Ce jeudi, je n'ai qu'un rendez-vous pour toute la journée. Ce n'est pas comme ça que je vais faire de l'argent. Parce qu'il faut aussi que je pense à cette partie. C'est beau de vouloir aider les autres, seulement il faut aussi que je puisse me dégager un salaire. Je ne touche même pas le chômage, puisque j'ai démissionné. J'ai un peu d'argent de côté et mes potes m'aident, mais il faut que je fasse mes preuves.

– Bonjour, entrez, je vous sers un thé ou un café ?

Ce patient n'a donné que son prénom : Romain. Lors de la prise de rendez-vous je n'oblige pas à livrer plus de détails, il faut créer une atmosphère de confiance dès le départ.

– Dites-moi, qu'est-ce qui vous amène ?

Il faudra que je trouve une entrée en matière plus diplomate, je ne sais pas encore comment lancer la conversation.

– Je suis avec mon copain depuis sept ans.

– Votre relation se passe bien ?

– Oui.

Ah, une réponse fermée, le genre de truc qui ne m'aide pas du tout. Je préfère pouvoir rebondir sur ce que me répond le patient que d'essayer de trouver des questions pertinentes.

– Comment vous êtes-vous rencontrés ?

– Lors d'une soirée entre amis. C'était un guet-apens.

– Comment ça ?

– Ce genre de soirée durant laquelle les potes invitent un nouveau mec en espérant former un couple. Je crois qu'ils désespéraient de me voir seul.

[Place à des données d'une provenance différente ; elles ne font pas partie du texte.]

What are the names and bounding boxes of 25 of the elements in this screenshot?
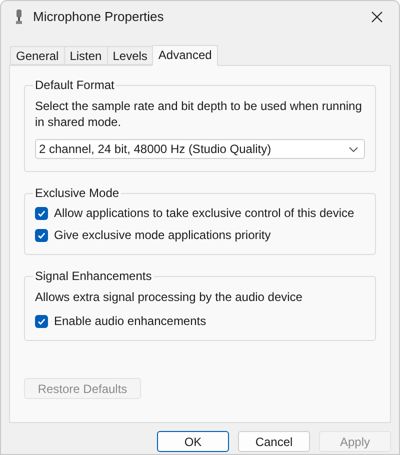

Tiens, intéressant, je n'y avais jamais pensé mais je crois que mes amis ont souvent tenté ce genre de chose avec moi, pour que j'arrête d'être célibataire !

– On dirait que ça a fonctionné.

– Il y a eu un truc tout de suite, dès que je l'ai vu. On peut dire que cette fois-ci ils ont visé juste.

– Une belle histoire.

– Oui.

Cette réponse fermée, c'est ma faute, je n'ai pas vraiment posé de question. Tant que nous ne sommes pas arrivés au cœur du sujet, à la véritable raison de la venue du patient, je ne sais pas vraiment quoi dire.

– Vous habitez ensemble ?

– Depuis cinq ans. Il a quand même fallu un peu de temps pour qu'on franchisse le pas.

– C'est une grande étape.

– Oui, mais soudain ça nous a paru logique. Vu que je passais tout mon temps dans son appartement...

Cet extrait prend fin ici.